Durante o ato, representantes da sociedade civil integrantes da Cnapo fizeram uma homenagem a todas e todos que tombaram na luta por direitos e justiça no campo, nas florestas e nas águas. “José Pantoja, presente! José Raimundo Mota de Souza Júnior, presente! João Pereira, presente! Alan Gildo, presente! Lindomar Fernandes, presente, presente, presente!”, eram as palavras emocionadas e indignadas que lembravam as pessoas assassinadas por conflitos no campo.

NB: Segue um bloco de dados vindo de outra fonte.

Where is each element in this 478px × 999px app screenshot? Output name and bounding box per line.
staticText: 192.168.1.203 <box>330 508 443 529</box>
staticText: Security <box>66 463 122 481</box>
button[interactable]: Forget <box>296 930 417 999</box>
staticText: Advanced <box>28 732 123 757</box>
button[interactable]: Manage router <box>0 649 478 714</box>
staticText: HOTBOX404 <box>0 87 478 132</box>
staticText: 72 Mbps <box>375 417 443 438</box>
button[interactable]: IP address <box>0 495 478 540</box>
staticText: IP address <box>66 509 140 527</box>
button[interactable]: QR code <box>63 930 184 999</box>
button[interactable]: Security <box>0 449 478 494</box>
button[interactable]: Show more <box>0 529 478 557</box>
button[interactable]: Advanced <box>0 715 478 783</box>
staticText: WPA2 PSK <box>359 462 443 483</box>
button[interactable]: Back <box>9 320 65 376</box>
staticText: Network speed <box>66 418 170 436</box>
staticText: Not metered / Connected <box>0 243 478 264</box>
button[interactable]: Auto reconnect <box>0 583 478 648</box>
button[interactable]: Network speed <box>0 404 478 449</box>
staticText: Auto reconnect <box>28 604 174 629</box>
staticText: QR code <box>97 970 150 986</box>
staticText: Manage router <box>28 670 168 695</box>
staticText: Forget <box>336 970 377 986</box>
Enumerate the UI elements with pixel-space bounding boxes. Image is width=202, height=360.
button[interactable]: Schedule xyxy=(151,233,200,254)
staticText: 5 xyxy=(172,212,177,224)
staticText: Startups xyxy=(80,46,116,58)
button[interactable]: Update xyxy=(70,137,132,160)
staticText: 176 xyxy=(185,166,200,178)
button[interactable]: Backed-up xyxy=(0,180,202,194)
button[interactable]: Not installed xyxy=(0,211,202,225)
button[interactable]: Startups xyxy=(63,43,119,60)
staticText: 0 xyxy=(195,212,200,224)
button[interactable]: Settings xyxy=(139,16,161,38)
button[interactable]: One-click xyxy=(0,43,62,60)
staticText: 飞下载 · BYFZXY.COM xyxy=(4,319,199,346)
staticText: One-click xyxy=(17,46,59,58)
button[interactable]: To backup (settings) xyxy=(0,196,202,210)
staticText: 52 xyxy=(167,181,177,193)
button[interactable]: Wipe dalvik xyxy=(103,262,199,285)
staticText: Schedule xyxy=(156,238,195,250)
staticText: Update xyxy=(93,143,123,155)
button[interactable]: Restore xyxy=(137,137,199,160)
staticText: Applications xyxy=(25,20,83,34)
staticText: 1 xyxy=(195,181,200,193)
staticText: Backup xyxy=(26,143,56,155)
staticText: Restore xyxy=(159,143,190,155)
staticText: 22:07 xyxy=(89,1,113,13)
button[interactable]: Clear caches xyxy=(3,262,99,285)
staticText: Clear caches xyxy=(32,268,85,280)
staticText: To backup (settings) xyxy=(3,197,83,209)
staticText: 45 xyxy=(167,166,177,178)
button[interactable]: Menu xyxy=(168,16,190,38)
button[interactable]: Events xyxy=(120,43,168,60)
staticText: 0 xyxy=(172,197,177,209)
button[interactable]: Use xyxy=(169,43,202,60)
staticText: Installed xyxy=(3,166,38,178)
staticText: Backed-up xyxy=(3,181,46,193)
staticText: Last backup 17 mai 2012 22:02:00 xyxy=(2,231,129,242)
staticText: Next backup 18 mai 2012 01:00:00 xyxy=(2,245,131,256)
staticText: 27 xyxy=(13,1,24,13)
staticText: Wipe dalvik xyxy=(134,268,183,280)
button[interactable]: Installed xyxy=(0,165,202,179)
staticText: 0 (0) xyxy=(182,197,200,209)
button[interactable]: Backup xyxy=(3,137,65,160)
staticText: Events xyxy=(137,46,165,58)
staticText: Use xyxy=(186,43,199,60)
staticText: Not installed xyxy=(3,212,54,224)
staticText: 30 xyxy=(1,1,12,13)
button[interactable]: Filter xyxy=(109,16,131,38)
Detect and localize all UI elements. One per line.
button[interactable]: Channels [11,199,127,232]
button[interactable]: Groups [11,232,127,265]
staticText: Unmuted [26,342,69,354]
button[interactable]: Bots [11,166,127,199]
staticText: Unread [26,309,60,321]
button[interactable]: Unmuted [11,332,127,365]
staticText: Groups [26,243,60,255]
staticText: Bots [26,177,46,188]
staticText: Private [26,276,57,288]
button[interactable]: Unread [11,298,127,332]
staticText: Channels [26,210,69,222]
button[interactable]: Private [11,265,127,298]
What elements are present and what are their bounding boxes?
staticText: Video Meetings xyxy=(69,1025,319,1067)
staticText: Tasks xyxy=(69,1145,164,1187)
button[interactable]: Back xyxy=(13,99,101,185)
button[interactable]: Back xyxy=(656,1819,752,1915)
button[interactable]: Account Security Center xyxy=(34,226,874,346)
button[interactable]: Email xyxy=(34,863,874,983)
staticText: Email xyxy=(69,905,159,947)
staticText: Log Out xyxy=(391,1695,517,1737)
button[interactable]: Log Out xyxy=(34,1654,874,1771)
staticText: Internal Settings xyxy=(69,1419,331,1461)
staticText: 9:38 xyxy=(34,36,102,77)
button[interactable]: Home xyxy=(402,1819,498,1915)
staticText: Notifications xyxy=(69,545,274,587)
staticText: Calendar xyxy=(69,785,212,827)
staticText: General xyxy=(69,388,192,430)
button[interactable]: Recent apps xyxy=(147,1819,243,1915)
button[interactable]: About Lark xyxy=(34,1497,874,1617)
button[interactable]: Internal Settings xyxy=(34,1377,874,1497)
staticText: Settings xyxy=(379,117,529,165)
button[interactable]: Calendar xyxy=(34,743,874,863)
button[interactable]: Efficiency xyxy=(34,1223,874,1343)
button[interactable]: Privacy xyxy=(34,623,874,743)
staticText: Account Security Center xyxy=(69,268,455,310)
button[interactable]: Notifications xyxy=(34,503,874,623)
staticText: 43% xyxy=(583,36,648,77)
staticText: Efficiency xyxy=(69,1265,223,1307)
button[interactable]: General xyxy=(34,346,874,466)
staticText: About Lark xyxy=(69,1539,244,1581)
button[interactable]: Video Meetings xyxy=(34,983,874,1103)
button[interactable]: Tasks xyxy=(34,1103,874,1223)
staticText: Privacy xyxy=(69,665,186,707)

João Pereira, quilombola da Comunidade Santana, liderança do Movimento dos Pequenos Agricultores (MPA), morador do município de Antônio Gonçalves, Bahia, foi assassinado em abril de 2016. Alan Gildo, liderança do assentamento Terra Nossa, município de Ponto Novo, Bahia, militante do MPA, assassinado em abril deste ano. José Pantoja, extrativista da Reserva de Desenvolvimento Sustentável (RDS) do Rio Cautário, uma Unidade de Conservação (UC) no estado de Rondônia, assassinado em maio passado pelo gestor da UC. José Raimundo Mota de Souza Junior, quilombola, dirigente do MPA no Quilombo Jiboia, município de Antônio Gonçalves, Bahia, e Lindomar Fernandes, quilombola, morador do município de Lençóis, na Chapada Diamantina, Bahia foram assassinados no mês passado.
Todas essas pessoas tinham coragem para lutar, apesar das ameaçadas que recebiam e da conivência do Estado, que fecha os olhos para os crimes que vitimizam os mais pobres e cujos assassinos seguem impunes. “Lemos os nomes de cada uma dessas vítimas e fizemos questão de colocar uma placa sobre a mesa, durante a plenária da Cnapo, em um ato simbólico de resistência. A luta deles não pode ter sido em vão. O vazio que vemos na composição dessa mesa deve ser uma imagem que nos motive a reagir”, explica Denis Monteiro, secretário-executivo da ANA e integrante da Cnapo.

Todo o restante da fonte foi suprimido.